The Shroud of Turin survives fire, twice

In 1453, Margaret de Charny inherited the Shroud of Turin from her grandfather, Geoffroi de Charny, the knight who was exhibiting the relic in France in the 1300s, after he died in the Hundred Years’ War. As History explains, Margaret went on to trade the Shroud to the House of Savoy — a royal house that ruled over land in what is now France, Switzerland, and Italy — for two castles, an act for which she was excommunicated. In 1502, the Savoys placed the Shroud in a chapel in Chambery, now part of France.

Thirty years later, a fire broke out in the chapel, melting the silver container in which the Shroud was kept, dripping molten silver onto the cloth and scorching it. Those burn marks and the water stains from the fire being extinguished are still visible on the Shroud today. Afterward, the Savoys moved the Shroud to the chapel of Saint John the Baptist in Turin, where it’s been basically ever since, which is why it’s the Shroud of Turin and not the Shroud of Lirey or Chambery.

This move didn’t fully protect the Shroud from fire, however. As The Spokesman-Review reports, the Turin chapel was devastated by a five-hour fire in 1997 that did millions of dollars’ worth of damage. Thankfully for the Shroud, its silver urn was quickly rescued from the flames by firefighters, who had to hammer through four layers of bulletproof glass.

Other burial shrouds of Jesus

You might be forgiven for thinking that the Shroud of Turin is the only claimant to being the authentic burial shroud of Jesus. It is, after all, the most famous one, and how could it have as much popular support as it does if there were other cloths claiming to be the real thing? If, however, you know anything about relics, you’d actually be more surprised if there weren’t other shrouds out there. 

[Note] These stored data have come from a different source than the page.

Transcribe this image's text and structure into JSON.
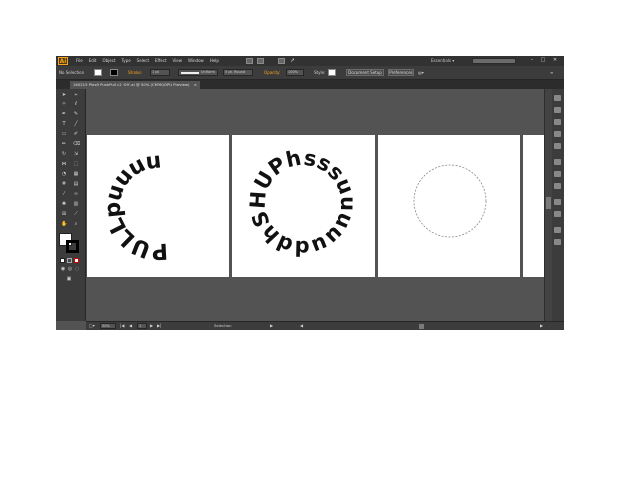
{
  "app": {
    "logo": "Ai",
    "workspace": "Essentials ▾"
  },
  "menu": [
    "File",
    "Edit",
    "Object",
    "Type",
    "Select",
    "Effect",
    "View",
    "Window",
    "Help"
  ],
  "control_bar": {
    "selection_label": "No Selection",
    "stroke_label": "Stroke:",
    "stroke_weight": "1 pt",
    "brush_label": "Uniform",
    "dash_label": "5 pt. Round",
    "opacity_label": "Opacity:",
    "opacity_value": "100%",
    "style_label": "Style:",
    "document_setup": "Document Setup",
    "preferences": "Preferences"
  },
  "document_tab": {
    "title": "160215 Plex9 PushPull c2 ‘09’.ai @ 50% (CMYK/GPU Preview)",
    "close": "×"
  },
  "artwork": {
    "pull_text": "PULLpuuuuullllllll",
    "push_text": "sssuuuuuddhSHUPhhh"
  },
  "status_bar": {
    "zoom": "50%",
    "artboard_number": "1",
    "tool_label": "Selection"
  },
  "colors": {
    "app_bg": "#535353",
    "panel_bg": "#3c3c3c",
    "menubar_bg": "#323232",
    "accent": "#f7a21b"
  },
  "icons": [
    "selection-tool-icon",
    "direct-selection-tool-icon",
    "pen-tool-icon",
    "type-tool-icon",
    "line-tool-icon",
    "rectangle-tool-icon",
    "paintbrush-tool-icon",
    "pencil-tool-icon",
    "rotate-tool-icon",
    "scale-tool-icon",
    "width-tool-icon",
    "free-transform-tool-icon",
    "shape-builder-tool-icon",
    "perspective-grid-tool-icon",
    "mesh-tool-icon",
    "gradient-tool-icon",
    "eyedropper-tool-icon",
    "blend-tool-icon",
    "symbol-sprayer-tool-icon",
    "column-graph-tool-icon",
    "artboard-tool-icon",
    "slice-tool-icon",
    "hand-tool-icon",
    "zoom-tool-icon"
  ]
}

Turin’s main “competitor” comes in the form of the Sudarium (“sweat cloth”) of Oviedo, a bloodstained cloth that is alleged to be the head wrapping placed on Jesus’ body in the Gospel of John. According to, this cloth was taken from Palestine in the seventh century and eventually made its way to Spain, and it has been in a special box in a chapel in Oviedo since 840 C.E. Some people claim, however, that rather than being a competing shroud, the Sudarium and the Turin shroud are part of a matching set.

Other relics in France and Italy also claim to be either the shroud or various pieces of Jesus’ multipart funereal ensemble. A notable example is the Sainte Coiffe (“holy headdress,” said to have been tied around Jesus’ chin to secure his jaw), eight layers of bloody gauze found in the Cahors Cathedral in France, which was displayed for pilgrims in 2019 to celebrate the cathedral’s 900th anniversary.

The Vatican's ambiguous stance on the Shroud of Turin

Despite the fact that the Shroud of Turin is arguably the most famous relic in the Christian world, the Catholic Church has maintained a somewhat ambiguous stance on its authenticity. This could very well be because the first time a pope heard about the Shroud was someone telling him that it was definitely a money-grubbing forgery, but who can say? 

As Britannica points out, the Vatican has no official stance on the authenticity of the Shroud, and, in fact, refers to it as an icon rather than a relic, being careful only to state that it is an image of Christ and not necessarily a thing made by his magic body radiation. This is not super surprising, as the Church does not usually take official stances on the authenticity of such relics. Nevertheless, as an object, the Church promotes the Shroud as being worthy of veneration as an “inspiring image of Christ.”

However, since 1940, the Church has approved the production of medals bearing the face from the Shroud on it, known as the Holy Face Medal, and the Vatican has owned the Shroud since 1983, when it was given to them by the House of Savoy. In 1998, Pope John Paul II called the Shroud “a mirror of the Gospel,” and Pope Francis made a pilgrimage to see it in 2015, both of which kiiiiiiinda feel like endorsements.